Había tenido que ingresar en el hospital durante las Navidades. Le habían diagnosticado una grave enfermedad los días previos. Sabía que, seguramente, ésta era su últim Navidad y, sin embargo, no estaba triste.
Hacía ya muchos años que vivía solo. Su mujer había muerto y no tenía hijos. Los últimos años de su existencia habían estado llenos de privaciones que nunca pensó que podría padecer. No podía permitirse nada que no fuera estrictamente necesario: ahorraba en comida (pasando hambre), en ropa (no recordaba cuándo se había comprado la última), tampoco podía encender la calefacción y pasaba mucho frio en invierno. Su casa estaba destartalada, pero al menos era suya.
Sin embargo, para él lo más doloroso no eran las privaciones que estaba pasando, sino la soledad en la que transcurrían sus días y sus noches. ¡Qué largas se hacen las noches de invierno cuando hace un frío que cruje los huesos y no se tiene con quien cruzar palabra, y especialmente en Navidad!
Por eso, cuando le dijeron que tenía una grave enfermedad, el mundo no se le vino encima.
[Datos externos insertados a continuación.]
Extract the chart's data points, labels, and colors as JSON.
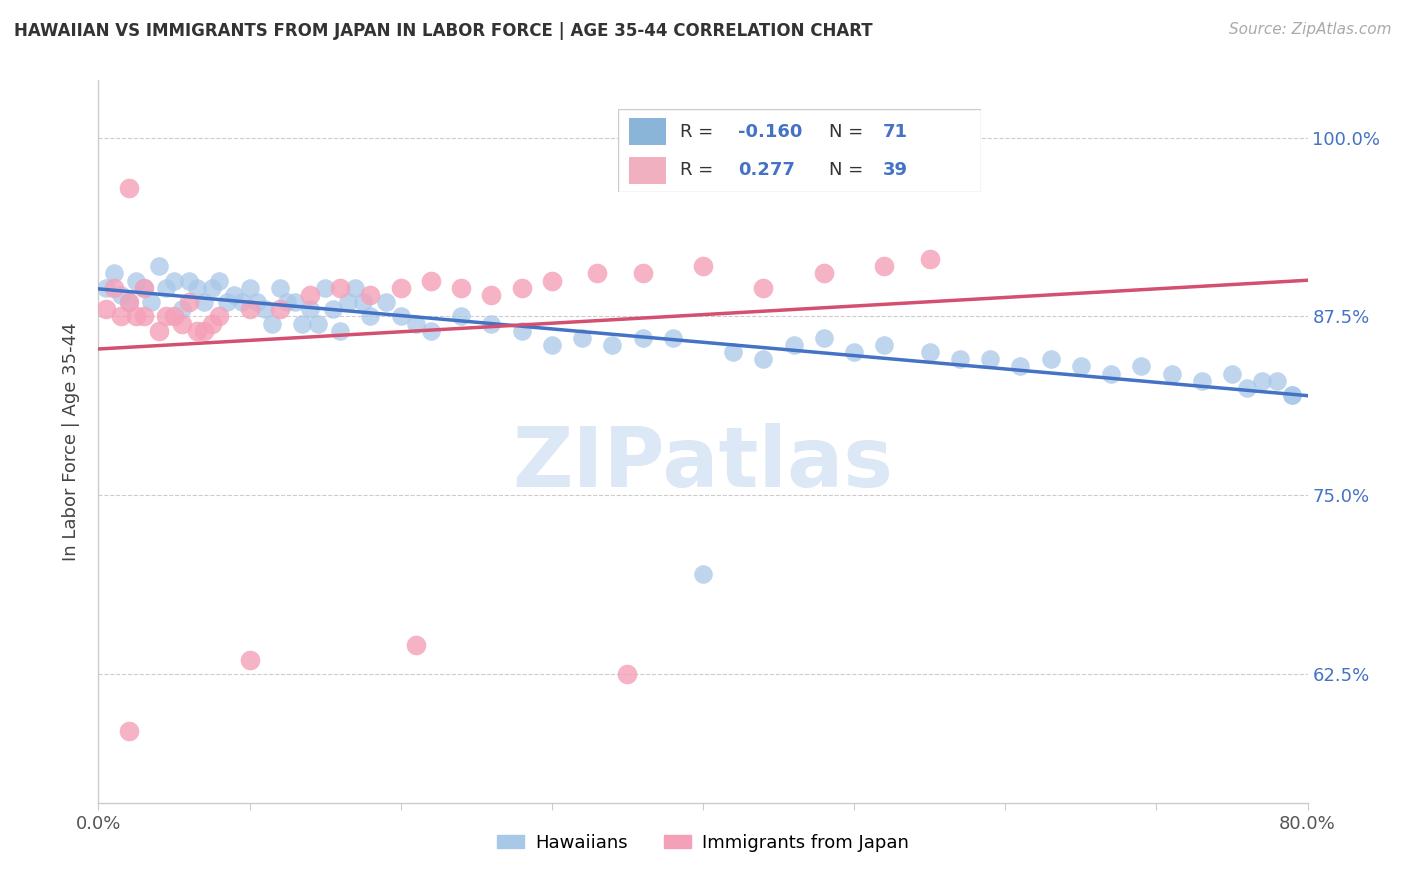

Hacía mucho tiempo que había perdido su sitio en él. Cuando muriese no iba extrañar al mundo y estaba seguro que el mundo no le iba a extrañar tampoco a él.
Durante los días que llevaba ingresado en el hospital estaba contento. Comía caliente, no pasaba frío y tenía con quien charlar. El tiempo libre, aquel en el que no le estaban haciendo pruebas o poniendo medicación, lo dedicaba a pasear por el pasillo y visitar a otros pacientes que estaban ingresados como él y no podían moverse de la cama; charlaba con ellos y se deseaban mutuamente feliz Navidad.
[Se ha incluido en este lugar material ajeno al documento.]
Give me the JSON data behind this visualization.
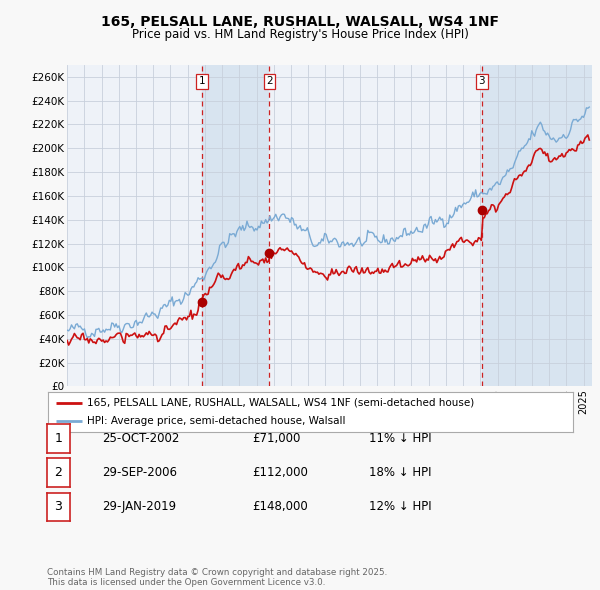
{
  "title": "165, PELSALL LANE, RUSHALL, WALSALL, WS4 1NF",
  "subtitle": "Price paid vs. HM Land Registry's House Price Index (HPI)",
  "ylim": [
    0,
    270000
  ],
  "yticks": [
    0,
    20000,
    40000,
    60000,
    80000,
    100000,
    120000,
    140000,
    160000,
    180000,
    200000,
    220000,
    240000,
    260000
  ],
  "ytick_labels": [
    "£0",
    "£20K",
    "£40K",
    "£60K",
    "£80K",
    "£100K",
    "£120K",
    "£140K",
    "£160K",
    "£180K",
    "£200K",
    "£220K",
    "£240K",
    "£260K"
  ],
  "bg_color": "#f0f4f8",
  "plot_bg_color": "#eef2f8",
  "grid_color": "#c8d0dc",
  "hpi_color": "#7aaad4",
  "price_color": "#cc1111",
  "sale_marker_color": "#aa0000",
  "vline_color": "#cc2222",
  "shade_color": "#d8e4f0",
  "transactions": [
    {
      "label": "1",
      "date_num": 2002.82,
      "price": 71000,
      "pct": "11%",
      "date_str": "25-OCT-2002"
    },
    {
      "label": "2",
      "date_num": 2006.75,
      "price": 112000,
      "pct": "18%",
      "date_str": "29-SEP-2006"
    },
    {
      "label": "3",
      "date_num": 2019.08,
      "price": 148000,
      "pct": "12%",
      "date_str": "29-JAN-2019"
    }
  ],
  "legend_label_price": "165, PELSALL LANE, RUSHALL, WALSALL, WS4 1NF (semi-detached house)",
  "legend_label_hpi": "HPI: Average price, semi-detached house, Walsall",
  "footnote": "Contains HM Land Registry data © Crown copyright and database right 2025.\nThis data is licensed under the Open Government Licence v3.0.",
  "xmin": 1995,
  "xmax": 2025.5,
  "fig_width": 6.0,
  "fig_height": 5.9,
  "dpi": 100
}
Las enfermeras de la planta y los médicos se esforzaban por ser amables y trataban de hacerle reír. Las enfermeras incluso le daban besos. Durante sus últimos años no recordaba que le hubieran sonreído y deseado una feliz Navidad en tantas ocasiones. Por eso estaba feliz y trataba de devolver parte de aquella alegría que recibía. No importaba que fueran sus últimas Navidades, eran mejores que las anteriores.